I have never expected to achieve a 20 min max wait on everything at Disney. I have used legacy FP, FP+ and internet tips for minimizing some waits where I can, but I've never managed a whole trip with 100% lines of 20 minutes or fewer, nor I have ever had the expectation that I *could* do that. I think I probably waited over an hour for Space Mountain on my early trips and 45-60 minutes isn't at all unheard of on my other trips for a few rides. 30ish is common for me. If I were wealthier, I'd surely invite one of these experienced DISers on my next trip and ask them to be my personal guide!! (no sarcasm - I really want to see it in action, I can't imagine it)

I think it depends on how you do things and what you like.

We only go to Disney once every few years. We aren't burnt out on rides like the tea cups or the carrousel where we can get on in 10 minutes. My kids like those rides. I LIKE the Tikki Room and the Carousel of Progress. We LIKE the TTA. We haven't been to the Monster's Inc Laugh Floor fifty times so popping in to take advantage of a short line isn't a problem for us. There are a lot of short wait rides and attractions that people like to turn their noses up at, but because we're lower frequency, we like them fine. And also, because we have little kids we like them fine. I'm not a huge Tea Cup fan, myself, but my kids like them and want to ride them a couple of times a trip and since the line is usually fairly short, it's easy to do.

If you can tour off season and/or are willing to do rope drop or late EMH, you can pretty much ride most of what you want with very short lines.
 
Haha well.. I plan and research, have been to WDW many times, but I also have next to no sense of direction so I still use the maps. Thank goodness for the GPS on the app because I'm a lost idiot most of the time.

What GPS on the app?
 
Definitely yes to the subject question! Altho we try to minimize it by our 3 FPs, we have never gotten any more after (none worth it by then and we just come back another day). RnRc is just about always 60 min + altho the Single Rider line does help. Tower is a strange one that can be 15-120 mins sometimes (especially if one side goes down.)

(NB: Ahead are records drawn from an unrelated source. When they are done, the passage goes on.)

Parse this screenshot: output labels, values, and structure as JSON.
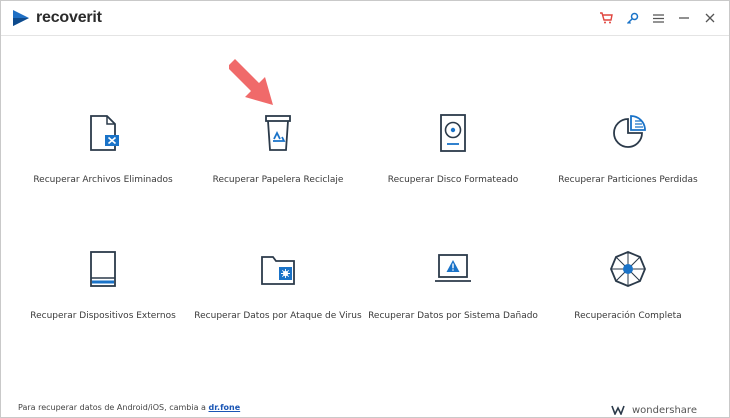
{
  "app": {
    "name": "recoverit",
    "colors": {
      "accent": "#1a73c8",
      "cart": "#e0463f",
      "key": "#1a73c8",
      "arrow": "#f06a6a"
    }
  },
  "titlebar": {
    "icons": [
      "cart-icon",
      "key-icon",
      "menu-icon",
      "minimize-icon",
      "close-icon"
    ]
  },
  "options": [
    {
      "label": "Recuperar Archivos Eliminados",
      "icon": "deleted-file-icon"
    },
    {
      "label": "Recuperar Papelera Reciclaje",
      "icon": "recycle-bin-icon"
    },
    {
      "label": "Recuperar Disco Formateado",
      "icon": "hard-disk-icon"
    },
    {
      "label": "Recuperar Particiones Perdidas",
      "icon": "partition-icon"
    },
    {
      "label": "Recuperar Dispositivos Externos",
      "icon": "external-device-icon"
    },
    {
      "label": "Recuperar Datos por Ataque de Virus",
      "icon": "virus-folder-icon"
    },
    {
      "label": "Recuperar Datos por Sistema Dañado",
      "icon": "crashed-system-icon"
    },
    {
      "label": "Recuperación Completa",
      "icon": "complete-recovery-icon"
    }
  ],
  "footer": {
    "text": "Para recuperar datos de Android/iOS, cambia a ",
    "link": "dr.fone"
  },
  "brand": {
    "text": "wondershare"
  }
}
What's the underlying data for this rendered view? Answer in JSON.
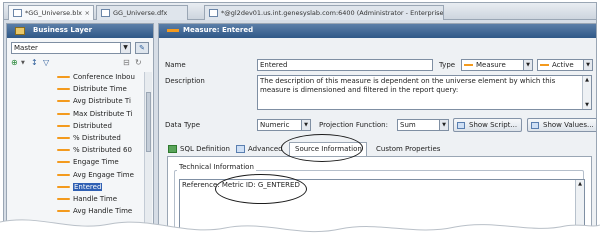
{
  "tabs": [
    {
      "label": "*GG_Universe.blx",
      "active": true
    },
    {
      "label": "GG_Universe.dfx",
      "active": false
    },
    {
      "label": "*@gl2dev01.us.int.genesyslab.com:6400 (Administrator - Enterprise)",
      "active": false
    }
  ],
  "left_panel": {
    "title": "Business Layer",
    "context_select": "Master",
    "tree_items": [
      {
        "label": "Conference Inbou",
        "selected": false
      },
      {
        "label": "Distribute Time",
        "selected": false
      },
      {
        "label": "Avg Distribute Ti",
        "selected": false
      },
      {
        "label": "Max Distribute Ti",
        "selected": false
      },
      {
        "label": "Distributed",
        "selected": false
      },
      {
        "label": "% Distributed",
        "selected": false
      },
      {
        "label": "% Distributed 60",
        "selected": false
      },
      {
        "label": "Engage Time",
        "selected": false
      },
      {
        "label": "Avg Engage Time",
        "selected": false
      },
      {
        "label": "Entered",
        "selected": true
      },
      {
        "label": "Handle Time",
        "selected": false
      },
      {
        "label": "Avg Handle Time",
        "selected": false
      }
    ]
  },
  "right_panel": {
    "title": "Measure: Entered",
    "name_label": "Name",
    "name_value": "Entered",
    "type_label": "Type",
    "type_value": "Measure",
    "state_value": "Active",
    "description_label": "Description",
    "description_text": "The description of this measure is dependent on the universe element by which this measure is dimensioned and filtered in the report query:",
    "data_type_label": "Data Type",
    "data_type_value": "Numeric",
    "projection_label": "Projection Function:",
    "projection_value": "Sum",
    "show_script_label": "Show Script...",
    "show_values_label": "Show Values...",
    "subtabs": [
      {
        "label": "SQL Definition",
        "active": false
      },
      {
        "label": "Advanced",
        "active": false
      },
      {
        "label": "Source Information",
        "active": true
      },
      {
        "label": "Custom Properties",
        "active": false
      }
    ],
    "group_title": "Technical Information",
    "tech_text_prefix": "Reference:",
    "tech_text_metric": "Metric ID: G_ENTERED"
  },
  "colors": {
    "header_blue": "#2f5887",
    "measure_orange": "#f39a1e",
    "selection_blue": "#2f5fb3"
  }
}
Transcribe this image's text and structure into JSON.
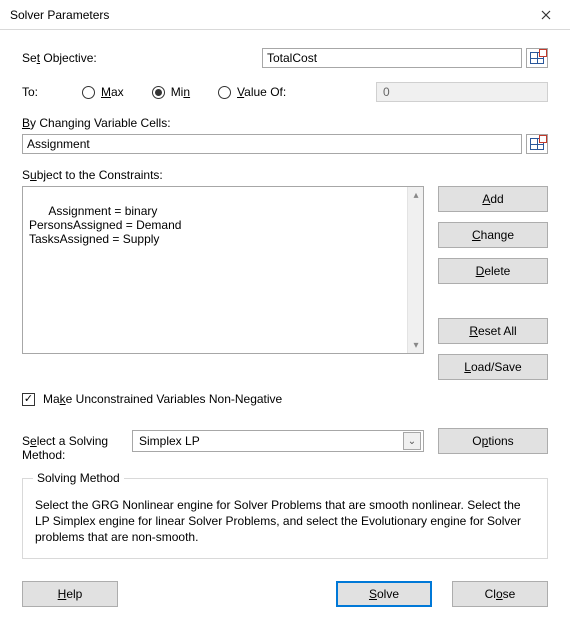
{
  "window": {
    "title": "Solver Parameters"
  },
  "objective": {
    "label_pre": "Se",
    "label_u": "t",
    "label_post": " Objective:",
    "value": "TotalCost"
  },
  "to": {
    "label": "To:",
    "max_u": "M",
    "max_rest": "ax",
    "min_label": "Mi",
    "min_u": "n",
    "value_u": "V",
    "value_rest": "alue Of:",
    "value_of": "0",
    "selected": "min"
  },
  "changing": {
    "label_u": "B",
    "label_rest": "y Changing Variable Cells:",
    "value": "Assignment"
  },
  "constraints": {
    "label_pre": "S",
    "label_u": "u",
    "label_post": "bject to the Constraints:",
    "lines": "Assignment = binary\nPersonsAssigned = Demand\nTasksAssigned = Supply"
  },
  "sidebtn": {
    "add_u": "A",
    "add_rest": "dd",
    "change_u": "C",
    "change_rest": "hange",
    "delete_u": "D",
    "delete_rest": "elete",
    "reset_u": "R",
    "reset_rest": "eset All",
    "load_u": "L",
    "load_rest": "oad/Save",
    "options_pre": "O",
    "options_u": "p",
    "options_post": "tions"
  },
  "checkbox": {
    "checked": true,
    "label_pre": "Ma",
    "label_u": "k",
    "label_post": "e Unconstrained Variables Non-Negative"
  },
  "method": {
    "label_pre": "S",
    "label_u": "e",
    "label_post": "lect a Solving\nMethod:",
    "value": "Simplex LP"
  },
  "groupbox": {
    "title": "Solving Method",
    "text": "Select the GRG Nonlinear engine for Solver Problems that are smooth nonlinear. Select the LP Simplex engine for linear Solver Problems, and select the Evolutionary engine for Solver problems that are non-smooth."
  },
  "footer": {
    "help_u": "H",
    "help_rest": "elp",
    "solve_u": "S",
    "solve_rest": "olve",
    "close_pre": "Cl",
    "close_u": "o",
    "close_post": "se"
  }
}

Actually I don't need to tell you OP. Just load up the app on your phone and a few times a day, check the wait times for the attractions.

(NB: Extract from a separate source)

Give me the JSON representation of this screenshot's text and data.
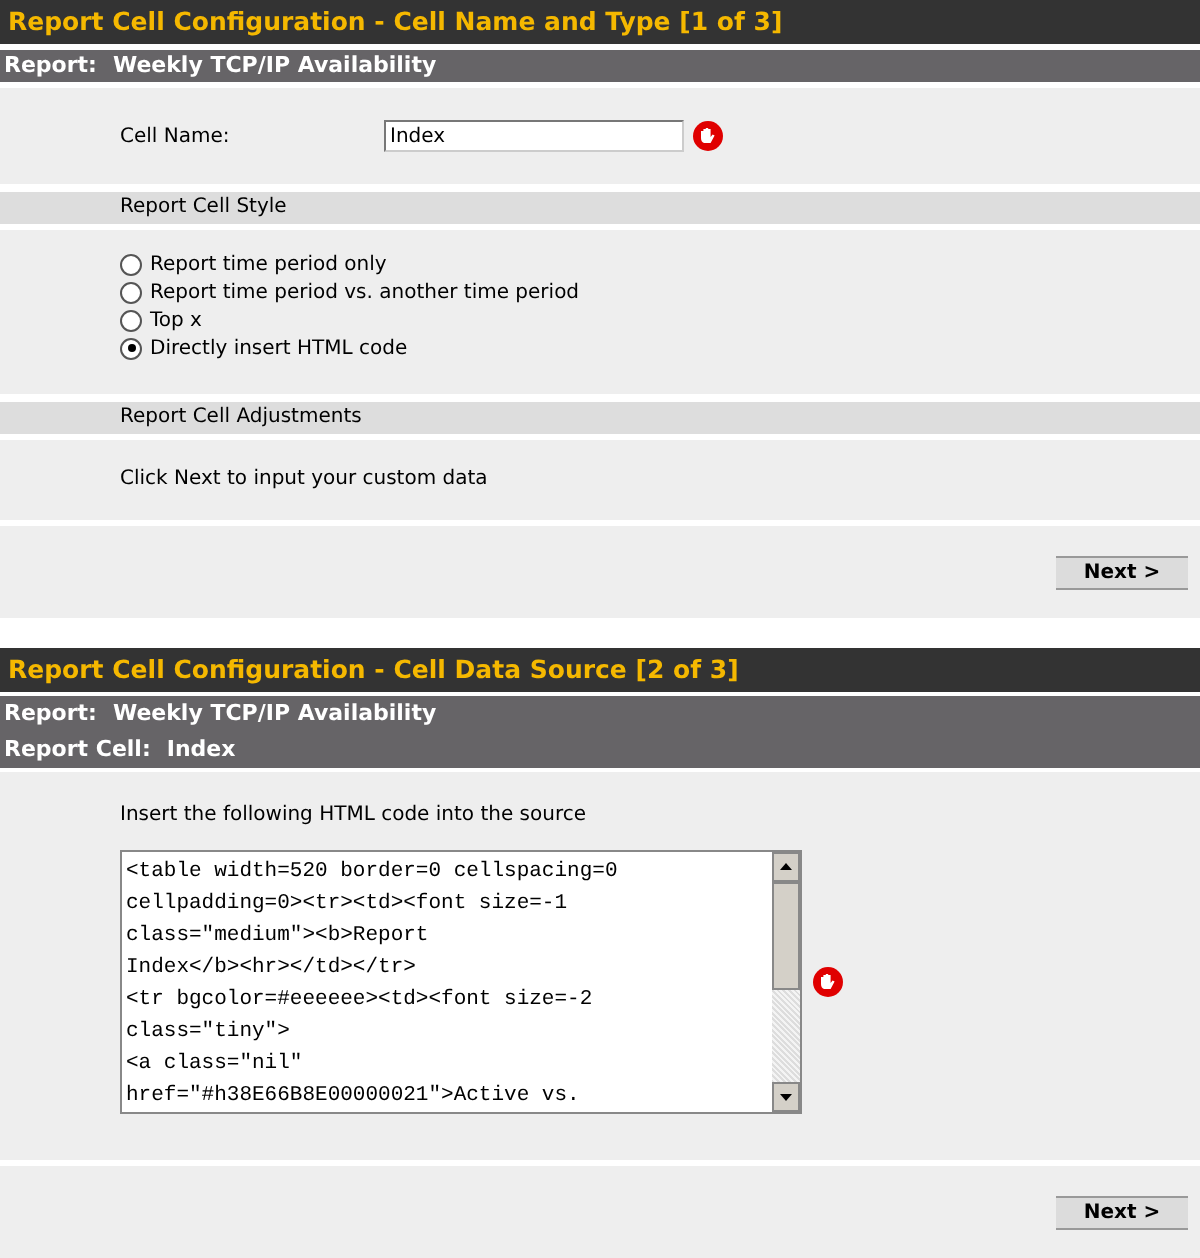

We had an hr before our next FP window opened and saw that GMR was only 30 min (normally higher) and we hadn't done it in about 6-8weeks so we got in line. That was a pretty hot (even in the shade until we got to the inside) long line for us but the movie sequence was nice and we jumped on our phones etc. 30 min is a long line to us...I really feel for the 60-120 'ers!

But there are long lines everywhere. How do the lil kids make it thru the Peter Pan cue (even with the pixie enhancements?!)

DHS was packed out last night. It finally didn't rain on us but was hot instead. Fireworks were stellar!!! The wind was finally in our favor and blew the ash the other way! We have to go out of town so I will only catch them one more time, Labor Day the last day. But anyway I digress. Bottom line, there are very long lines still and parks are just practically filled to the brim unless you come during a mass downpour.

I could never wait in lines this long! Book FPs, folks! Then skip 7D until closing (RD is going to be an hour) if you can't get a FP. Try TSMM during F! Be smart about your touring.

Use the App to your advantage! We noticed that HS and MK both had long lines but that Soarin was barely 50 min. If you can hop (a big advantage to having hoppers, you aren't stuck at a crowded park), than you can hop to a park with less lines!